Library supply change could threaten Irish jobs

Library supply change could threaten Irish jobs

Up to 100 booksellers could lose their jobs if library supply in Ireland is centralised, European Booksellers Federation president John McNamee has warned.

McNamee, owner of Laois Education supplies in Portlaois, issued the stark warning after the Irish government set out its vision for the future of libraries in Ireland in the document Opportunities For All: A Strategy For Public Libraries 2013–2017 last month.

The document stated that “a policy for shared acquisitions for libraries will be developed, including a national acquisitions consortium for public library print and electronic resources that maximises the cost-effectiveness of resources expenditure, increases purchasing power and gets the best choice of material to the user in line with government policy.”

The government of Ireland has ambitious plans for public sector reform: it aims to make savings of €500m on public procurement.

McNamee told The Bookseller that many of Ireland’s independent bookshops rely on supplying local libraries as a vital source of revenue, and added that several more companies specialise in library supply exclusively.

McNamee said he feared these companies would be wiped out if a central library supply policy was decided upon, because the contract was likely to be awarded to a multinational wholesaler outside of Ireland, such as Bertrams or Gardners in the UK.

McNamee said: “Our estimates are that 70–100 jobs could be lost in bookselling if there is central library procurement.

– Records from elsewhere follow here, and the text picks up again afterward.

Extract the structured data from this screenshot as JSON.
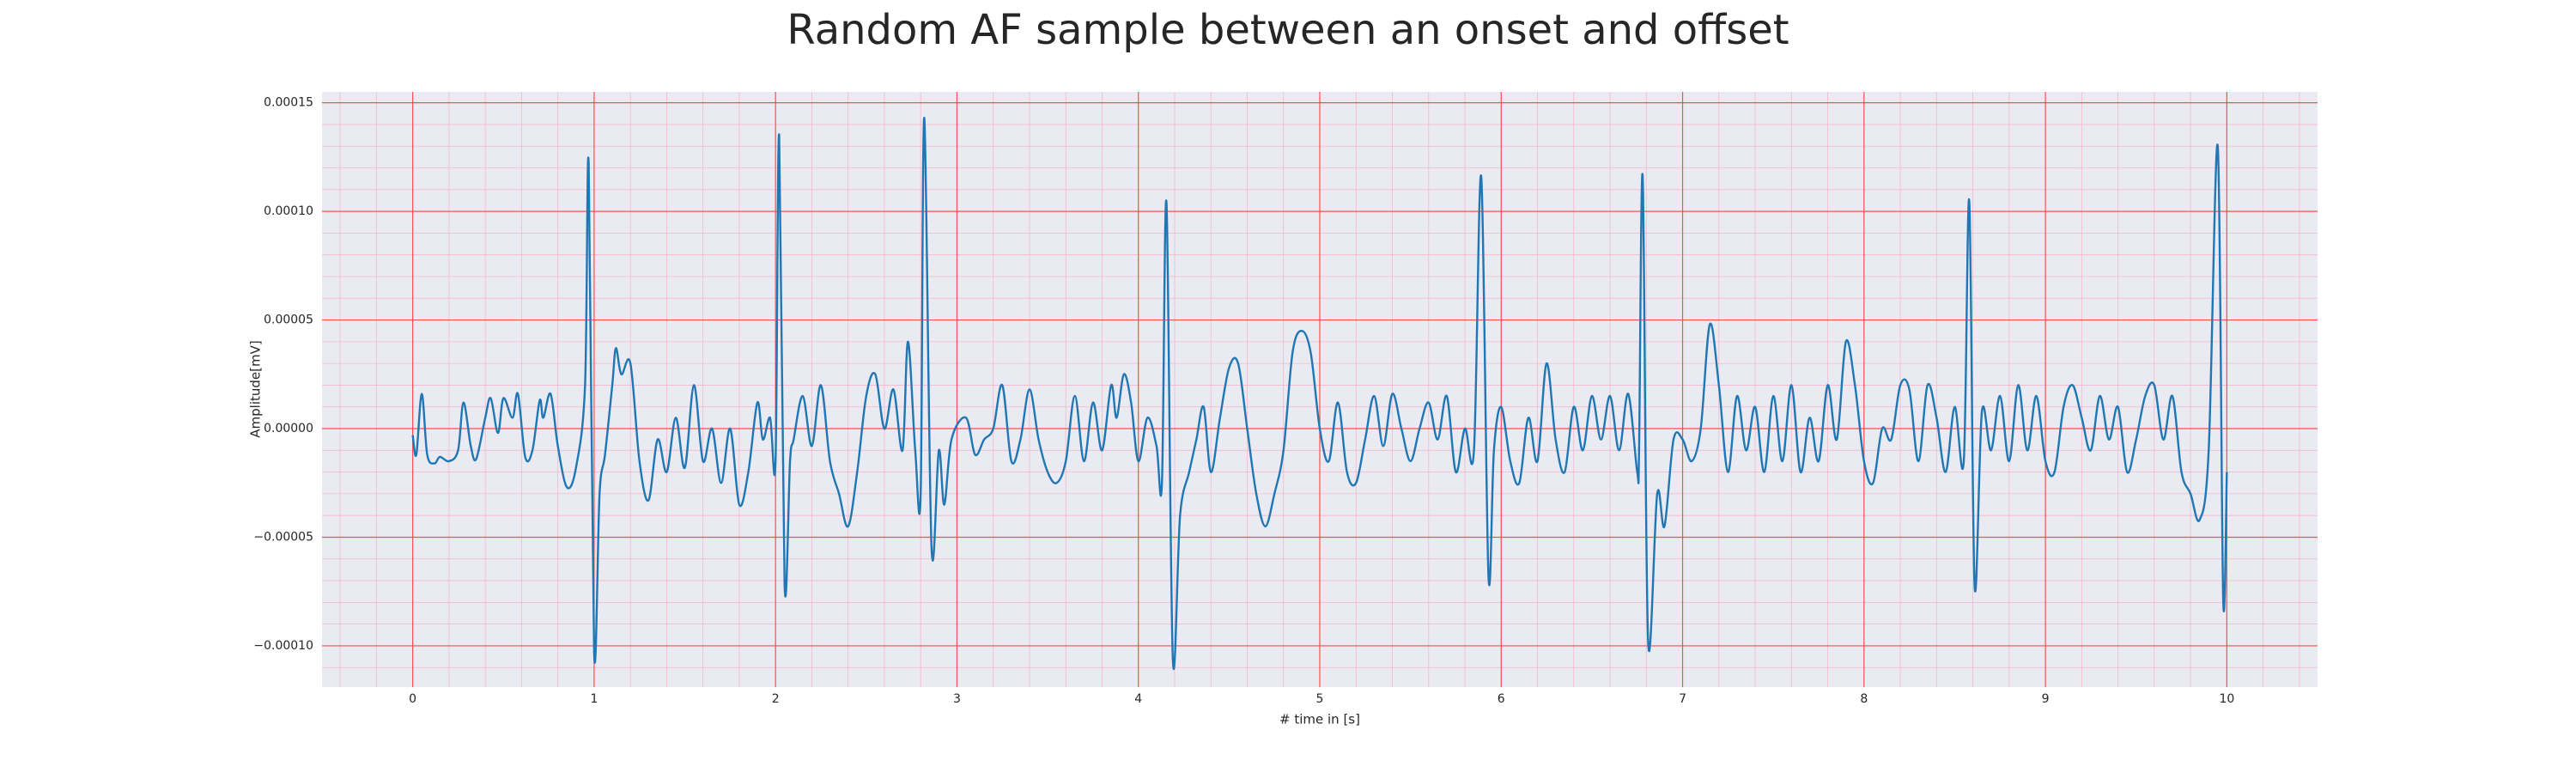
{
  "chart_data": {
    "type": "line",
    "title": "Random AF sample between an onset and offset",
    "xlabel": "# time in [s]",
    "ylabel": "Amplitude[mV]",
    "xlim": [
      -0.5,
      10.5
    ],
    "ylim": [
      -0.000119,
      0.000155
    ],
    "xticks": [
      0,
      1,
      2,
      3,
      4,
      5,
      6,
      7,
      8,
      9,
      10
    ],
    "yticks": [
      {
        "value": -0.0001,
        "label": "−0.00010"
      },
      {
        "value": -5e-05,
        "label": "−0.00005"
      },
      {
        "value": 0,
        "label": "0.00000"
      },
      {
        "value": 5e-05,
        "label": "0.00005"
      },
      {
        "value": 0.0001,
        "label": "0.00010"
      },
      {
        "value": 0.00015,
        "label": "0.00015"
      }
    ],
    "grid": true,
    "grid_color": "#ff4d4d",
    "minor_grid": {
      "x": 0.2,
      "y": 1e-05
    },
    "minor_grid_color": "#f5b8c8",
    "background": "#eaeaf2",
    "series": [
      {
        "color": "#1f77b4",
        "x": [
          0,
          0.02,
          0.05,
          0.08,
          0.12,
          0.15,
          0.2,
          0.25,
          0.28,
          0.32,
          0.35,
          0.4,
          0.43,
          0.47,
          0.5,
          0.55,
          0.58,
          0.62,
          0.66,
          0.7,
          0.72,
          0.76,
          0.8,
          0.85,
          0.9,
          0.95,
          0.97,
          1.0,
          1.03,
          1.06,
          1.1,
          1.12,
          1.15,
          1.2,
          1.25,
          1.3,
          1.35,
          1.4,
          1.45,
          1.5,
          1.55,
          1.6,
          1.65,
          1.7,
          1.75,
          1.8,
          1.85,
          1.9,
          1.93,
          1.97,
          2.0,
          2.02,
          2.05,
          2.08,
          2.1,
          2.15,
          2.2,
          2.25,
          2.3,
          2.35,
          2.4,
          2.45,
          2.5,
          2.55,
          2.6,
          2.65,
          2.7,
          2.73,
          2.77,
          2.8,
          2.82,
          2.86,
          2.9,
          2.93,
          2.97,
          3.05,
          3.1,
          3.15,
          3.2,
          3.25,
          3.3,
          3.35,
          3.4,
          3.45,
          3.5,
          3.55,
          3.6,
          3.65,
          3.7,
          3.75,
          3.8,
          3.85,
          3.88,
          3.92,
          3.96,
          4.0,
          4.05,
          4.1,
          4.13,
          4.155,
          4.19,
          4.23,
          4.28,
          4.32,
          4.36,
          4.4,
          4.45,
          4.5,
          4.55,
          4.6,
          4.65,
          4.7,
          4.75,
          4.8,
          4.85,
          4.9,
          4.95,
          5.0,
          5.05,
          5.1,
          5.15,
          5.2,
          5.25,
          5.3,
          5.35,
          5.4,
          5.45,
          5.5,
          5.55,
          5.6,
          5.65,
          5.7,
          5.75,
          5.8,
          5.85,
          5.89,
          5.93,
          5.96,
          6.0,
          6.05,
          6.1,
          6.15,
          6.2,
          6.25,
          6.3,
          6.35,
          6.4,
          6.45,
          6.5,
          6.55,
          6.6,
          6.65,
          6.7,
          6.75,
          6.76,
          6.78,
          6.81,
          6.86,
          6.9,
          6.95,
          7.0,
          7.05,
          7.1,
          7.15,
          7.2,
          7.25,
          7.3,
          7.35,
          7.4,
          7.45,
          7.5,
          7.55,
          7.6,
          7.65,
          7.7,
          7.75,
          7.8,
          7.85,
          7.9,
          7.95,
          8.0,
          8.05,
          8.1,
          8.15,
          8.2,
          8.25,
          8.3,
          8.35,
          8.4,
          8.45,
          8.5,
          8.55,
          8.58,
          8.61,
          8.65,
          8.7,
          8.75,
          8.8,
          8.85,
          8.9,
          8.95,
          9.0,
          9.05,
          9.1,
          9.15,
          9.2,
          9.25,
          9.3,
          9.35,
          9.4,
          9.45,
          9.5,
          9.55,
          9.6,
          9.65,
          9.7,
          9.75,
          9.8,
          9.85,
          9.9,
          9.95,
          9.98,
          10.0
        ],
        "values": [
          -3e-06,
          -1.2e-05,
          1.6e-05,
          -1.2e-05,
          -1.6e-05,
          -1.3e-05,
          -1.5e-05,
          -1e-05,
          1.2e-05,
          -8e-06,
          -1.4e-05,
          5e-06,
          1.4e-05,
          -2e-06,
          1.4e-05,
          5e-06,
          1.6e-05,
          -1.3e-05,
          -1e-05,
          1.3e-05,
          5e-06,
          1.6e-05,
          -8e-06,
          -2.7e-05,
          -1.8e-05,
          2e-05,
          0.000122,
          -0.000103,
          -3e-05,
          -1.2e-05,
          2e-05,
          3.7e-05,
          2.5e-05,
          3e-05,
          -1.5e-05,
          -3.3e-05,
          -5e-06,
          -2e-05,
          5e-06,
          -1.8e-05,
          2e-05,
          -1.5e-05,
          0,
          -2.5e-05,
          0,
          -3.5e-05,
          -2e-05,
          1.2e-05,
          -5e-06,
          5e-06,
          -1.5e-05,
          0.000135,
          -7.2e-05,
          -1.5e-05,
          -5e-06,
          1.5e-05,
          -8e-06,
          2e-05,
          -1.5e-05,
          -3e-05,
          -4.5e-05,
          -2e-05,
          1.5e-05,
          2.5e-05,
          0,
          1.8e-05,
          -1e-05,
          4e-05,
          -1e-05,
          -3e-05,
          0.000143,
          -5.5e-05,
          -1e-05,
          -3.5e-05,
          -5e-06,
          5e-06,
          -1.2e-05,
          -5e-06,
          0,
          2e-05,
          -1.5e-05,
          -5e-06,
          1.8e-05,
          -5e-06,
          -2e-05,
          -2.5e-05,
          -1.5e-05,
          1.5e-05,
          -1.5e-05,
          1.2e-05,
          -1e-05,
          2e-05,
          5e-06,
          2.5e-05,
          1.2e-05,
          -1.5e-05,
          5e-06,
          -8e-06,
          -2.5e-05,
          0.000104,
          -0.000106,
          -4e-05,
          -2e-05,
          -5e-06,
          1e-05,
          -2e-05,
          5e-06,
          2.8e-05,
          3e-05,
          0,
          -3e-05,
          -4.5e-05,
          -3e-05,
          -1e-05,
          3.5e-05,
          4.5e-05,
          3.5e-05,
          0,
          -1.5e-05,
          1.2e-05,
          -2e-05,
          -2.5e-05,
          -5e-06,
          1.5e-05,
          -8e-06,
          1.6e-05,
          0,
          -1.5e-05,
          0,
          1.2e-05,
          -5e-06,
          1.5e-05,
          -2e-05,
          0,
          -1e-05,
          0.000116,
          -6.8e-05,
          -1e-05,
          1e-05,
          -1.5e-05,
          -2.5e-05,
          5e-06,
          -1.5e-05,
          3e-05,
          -5e-06,
          -2e-05,
          1e-05,
          -1e-05,
          1.5e-05,
          -5e-06,
          1.5e-05,
          -1e-05,
          1.6e-05,
          -2e-05,
          -1e-05,
          0.000116,
          -9.8e-05,
          -3e-05,
          -4.5e-05,
          -5e-06,
          -5e-06,
          -1.5e-05,
          0,
          4.8e-05,
          2e-05,
          -2e-05,
          1.5e-05,
          -1e-05,
          1e-05,
          -2e-05,
          1.5e-05,
          -1.5e-05,
          2e-05,
          -2e-05,
          5e-06,
          -1.5e-05,
          2e-05,
          -5e-06,
          4e-05,
          2e-05,
          -1.5e-05,
          -2.5e-05,
          0,
          -5e-06,
          2e-05,
          1.8e-05,
          -1.5e-05,
          2e-05,
          5e-06,
          -2e-05,
          1e-05,
          -1.5e-05,
          0.000105,
          -7.3e-05,
          8e-06,
          -1e-05,
          1.5e-05,
          -1.5e-05,
          2e-05,
          -1e-05,
          1.5e-05,
          -1.5e-05,
          -2e-05,
          1e-05,
          2e-05,
          5e-06,
          -1e-05,
          1.5e-05,
          -5e-06,
          1e-05,
          -2e-05,
          -5e-06,
          1.5e-05,
          2e-05,
          -5e-06,
          1.5e-05,
          -2e-05,
          -3e-05,
          -4.2e-05,
          -1e-05,
          0.00013,
          -7.9e-05,
          -2e-05
        ]
      }
    ]
  }
}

That is very significant given the size of our market. The government should consider the potential impact of this across the board—a cultural deficit could be made by this decision if we lose bookshops, booksellers, and their knowledge.”

He added: “The government may save money on a single line on the Exchequer balance sheet, but there will be longer-term consequences to the economy and the cultural health of the country and the government is not recognising that.”

Brendan Bannigan, owner of Open Book company Library Supply Limited in Fingal, Dublin, employs eight people and is concerned for the future of his business. He told The Bookseller that employees in his company were already working reduced hours after three local library supply contracts in Dublin were won by Bertrams last year.

“I think everybody should be concerned about this, libraries too, because all our specialist knowledge will be lost if library supply is centralised and I think this will have an impact on Irish literature and Irish local interest books,” he said.

“Ireland is a country which prides itself on its literary heritage—we should be doing something to protect that and libraries should be seen as custodians of that heritage.” Bannigan added: “My appeal to the government is to look instead to the practices in continental Europe, where France, Germany and many other countries seek to retain their unique cultures with public policies that support local indigenous booksellers and publishing.”     

Bob Johnston, owner of the Gutter Bookshop and also president of the Irish branch of the Booksellers Association, confirmed the issue was “a big one” for Irish booksellers, and that he had been in touch with many people concerned about it.

In response to the concerns, a spokesperson for the Irish government told The Bookseller the implementation of a policy for shared acquisitions for public libraries was a “catalyst” for economic, social and cultural development. “As yet, no specific elements have been determined and the development of a national policy will be undertaken by a working group, representative of national and local government, which will look to establish a policy framework that has regard to national and local priorities,” the spokesperson said.

However, centralising library supply was just one option the working group would have to consider.